Ansaru split from Boko Haram in part because its adherents see themselves as part of a more transnational movement that maintains links with those such as al-Shaabab. But since Ansaru is the weaker component, it is other factors that will decide whether the wider jihadi collective moves in their direction. In brief - and where Pakistan, Iraq, Yemen, and Syria too are concerned - the extent to which the transnational vision is enhanced will depend less on the jihadis' own endeavours than on how the west responds.

The echo

This is as true in Mali as anywhere. In the coming weeks, French troops may well dislodge the northern rebels from some of the larger towns, though - unless the French then agree to a drawdown and offer a degree of negotiation - the war will likely morph into a long-lasting guerrilla conflict. If the French remain, the agenda will be set by the core elements of "remote-control" war: armed drones, targeted assassination, special forces, privatised military, and repeated air-strikes.

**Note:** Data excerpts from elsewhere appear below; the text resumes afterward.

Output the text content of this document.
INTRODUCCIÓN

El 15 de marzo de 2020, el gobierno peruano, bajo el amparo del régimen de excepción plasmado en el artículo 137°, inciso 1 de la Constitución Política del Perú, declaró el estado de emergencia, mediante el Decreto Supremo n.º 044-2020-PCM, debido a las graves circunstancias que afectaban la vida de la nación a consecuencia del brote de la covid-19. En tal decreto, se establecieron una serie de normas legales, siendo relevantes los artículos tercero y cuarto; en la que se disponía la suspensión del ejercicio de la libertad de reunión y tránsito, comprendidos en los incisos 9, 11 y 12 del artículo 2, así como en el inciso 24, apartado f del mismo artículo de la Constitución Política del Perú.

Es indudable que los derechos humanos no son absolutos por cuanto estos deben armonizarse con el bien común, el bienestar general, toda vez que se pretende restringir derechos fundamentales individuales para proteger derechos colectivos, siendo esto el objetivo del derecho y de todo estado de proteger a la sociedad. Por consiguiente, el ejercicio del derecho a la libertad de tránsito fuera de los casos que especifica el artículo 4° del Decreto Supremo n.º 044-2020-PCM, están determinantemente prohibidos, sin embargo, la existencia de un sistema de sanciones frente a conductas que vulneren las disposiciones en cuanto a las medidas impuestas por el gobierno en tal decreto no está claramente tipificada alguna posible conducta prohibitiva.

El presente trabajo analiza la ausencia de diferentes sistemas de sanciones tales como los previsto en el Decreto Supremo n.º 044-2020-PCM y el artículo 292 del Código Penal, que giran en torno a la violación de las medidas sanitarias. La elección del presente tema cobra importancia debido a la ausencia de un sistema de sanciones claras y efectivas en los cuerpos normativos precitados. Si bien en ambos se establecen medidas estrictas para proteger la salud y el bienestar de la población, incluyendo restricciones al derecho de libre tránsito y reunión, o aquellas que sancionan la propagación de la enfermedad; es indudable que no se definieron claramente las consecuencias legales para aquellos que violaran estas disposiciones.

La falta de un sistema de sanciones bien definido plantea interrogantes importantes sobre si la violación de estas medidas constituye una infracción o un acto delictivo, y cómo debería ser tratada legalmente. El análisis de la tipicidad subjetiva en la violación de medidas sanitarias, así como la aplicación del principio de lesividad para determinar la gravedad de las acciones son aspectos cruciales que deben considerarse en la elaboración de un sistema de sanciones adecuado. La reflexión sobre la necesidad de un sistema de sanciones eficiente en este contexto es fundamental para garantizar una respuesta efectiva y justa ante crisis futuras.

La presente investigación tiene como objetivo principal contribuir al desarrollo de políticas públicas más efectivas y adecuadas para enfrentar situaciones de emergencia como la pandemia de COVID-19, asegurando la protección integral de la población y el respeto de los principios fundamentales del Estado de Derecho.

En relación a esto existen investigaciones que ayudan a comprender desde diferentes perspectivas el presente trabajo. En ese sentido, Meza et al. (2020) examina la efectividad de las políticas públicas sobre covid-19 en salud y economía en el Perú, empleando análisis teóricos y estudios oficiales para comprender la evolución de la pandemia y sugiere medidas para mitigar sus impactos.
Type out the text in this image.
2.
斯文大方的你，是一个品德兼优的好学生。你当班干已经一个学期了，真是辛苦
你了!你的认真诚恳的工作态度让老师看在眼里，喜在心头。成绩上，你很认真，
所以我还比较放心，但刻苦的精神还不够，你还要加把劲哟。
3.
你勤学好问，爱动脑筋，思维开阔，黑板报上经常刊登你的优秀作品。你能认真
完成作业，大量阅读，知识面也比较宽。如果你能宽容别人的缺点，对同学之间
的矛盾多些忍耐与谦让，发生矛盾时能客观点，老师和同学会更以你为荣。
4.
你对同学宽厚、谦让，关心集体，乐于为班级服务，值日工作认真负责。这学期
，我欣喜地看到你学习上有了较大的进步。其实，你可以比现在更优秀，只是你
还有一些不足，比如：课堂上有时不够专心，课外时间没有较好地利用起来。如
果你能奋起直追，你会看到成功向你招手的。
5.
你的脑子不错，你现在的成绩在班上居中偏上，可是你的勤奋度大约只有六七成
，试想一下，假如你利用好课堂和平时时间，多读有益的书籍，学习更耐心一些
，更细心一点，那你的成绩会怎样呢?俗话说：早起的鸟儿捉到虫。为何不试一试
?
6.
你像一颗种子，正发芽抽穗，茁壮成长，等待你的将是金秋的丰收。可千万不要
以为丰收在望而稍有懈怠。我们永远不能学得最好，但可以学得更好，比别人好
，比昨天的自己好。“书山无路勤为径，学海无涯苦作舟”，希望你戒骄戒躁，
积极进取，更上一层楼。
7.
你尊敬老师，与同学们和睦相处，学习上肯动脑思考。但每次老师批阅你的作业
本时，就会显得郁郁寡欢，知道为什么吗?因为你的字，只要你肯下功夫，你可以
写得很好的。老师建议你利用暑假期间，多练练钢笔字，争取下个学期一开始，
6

The risk here is that even with no formal declaration, the way the war in northern Africa is conducted (including the more intensive use of drones, as in Yemen and Somalia) will begin to resemble other spaces of the "war on terror", and encourage the view that the immediate enemy is indeed a pernicious transnational threat that can only be controlled by military force. In adopting this approach, the western forces will be doing exactly what Osama bin Laden's successors want.

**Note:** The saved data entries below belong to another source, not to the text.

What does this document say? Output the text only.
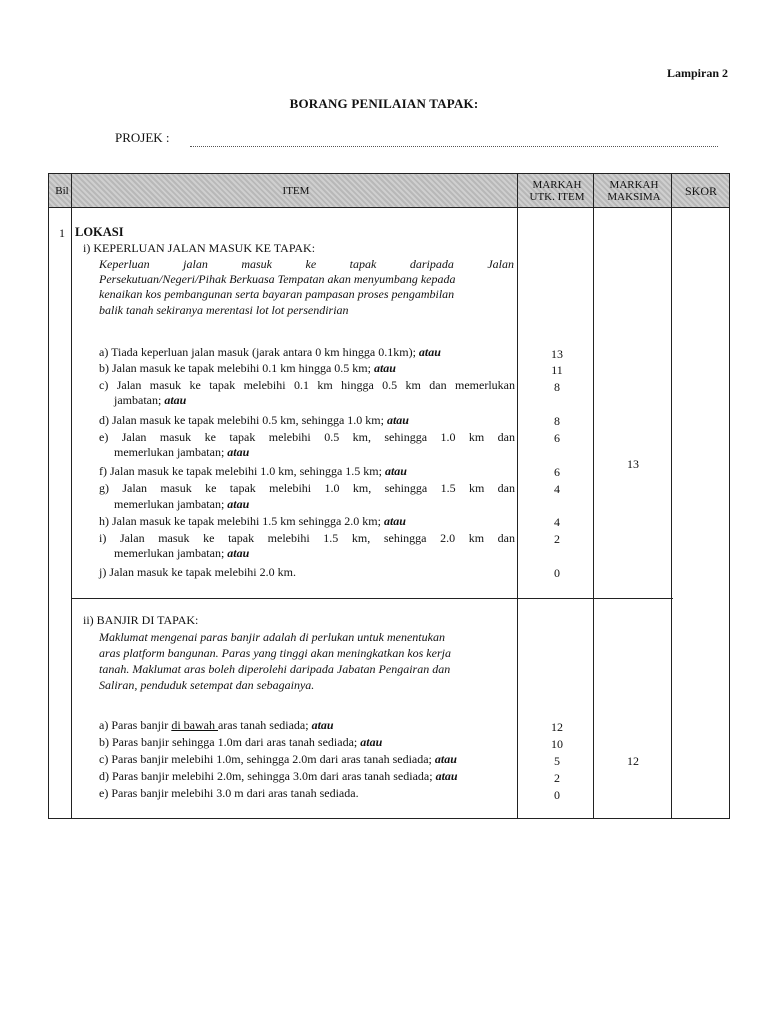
Lampiran 2
BORANG PENILAIAN TAPAK:
PROJEK :
Bil	ITEM	MARKAH
UTK. ITEM
MARKAH
MAKSIMA SKOR
1 LOKASI
i) KEPERLUAN JALAN MASUK KE TAPAK:
Keperluan jalan masuk ke tapak daripada Jalan
Persekutuan/Negeri/Pihak Berkuasa Tempatan akan menyumbang kepada
kenaikan kos pembangunan serta bayaran pampasan proses pengambilan
balik tanah sekiranya merentasi lot lot persendirian
a) Tiada keperluan jalan masuk (jarak antara 0 km hingga 0.1km); atau
b) Jalan masuk ke tapak melebihi 0.1 km hingga 0.5 km; atau
c) Jalan masuk ke tapak melebihi 0.1 km hingga 0.5 km dan memerlukan
jambatan; atau
d) Jalan masuk ke tapak melebihi 0.5 km, sehingga 1.0 km; atau
e) Jalan masuk ke tapak melebihi 0.5 km, sehingga 1.0 km dan
memerlukan jambatan; atau
f) Jalan masuk ke tapak melebihi 1.0 km, sehingga 1.5 km; atau
g) Jalan masuk ke tapak melebihi 1.0 km, sehingga 1.5 km dan
memerlukan jambatan; atau
h) Jalan masuk ke tapak melebihi 1.5 km sehingga 2.0 km; atau
i) Jalan masuk ke tapak melebihi 1.5 km, sehingga 2.0 km dan
memerlukan jambatan; atau
j) Jalan masuk ke tapak melebihi 2.0 km.
13
11
8
8
6
6
4
4
2
0
13
ii) BANJIR DI TAPAK:
Maklumat mengenai paras banjir adalah di perlukan untuk menentukan
aras platform bangunan. Paras yang tinggi akan meningkatkan kos kerja
tanah. Maklumat aras boleh diperolehi daripada Jabatan Pengairan dan
Saliran, penduduk setempat dan sebagainya.
a) Paras banjir di bawah aras tanah sediada; atau
b) Paras banjir sehingga 1.0m dari aras tanah sediada; atau
c) Paras banjir melebihi 1.0m, sehingga 2.0m dari aras tanah sediada; atau
d) Paras banjir melebihi 2.0m, sehingga 3.0m dari aras tanah sediada; atau
e) Paras banjir melebihi 3.0 m dari aras tanah sediada.
12
10
5
2
0
12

The very first column in this series, published shortly after 9/11, suggested that al-Qaida supported the attack partly to set a trap for the United States and incite it into an extreme military reaction (see "Afghanistan: the problem with military action", 28 September 2001). That the lure worked was to be confirmed by the invasions of Afghanistan and Iraq, and the zealous rhetoric of George W Bush's speeches of 2002-03 that accompanied them.

The world, in short, has been here before - yet a mere decade on, its most powerful leaders have learned so little.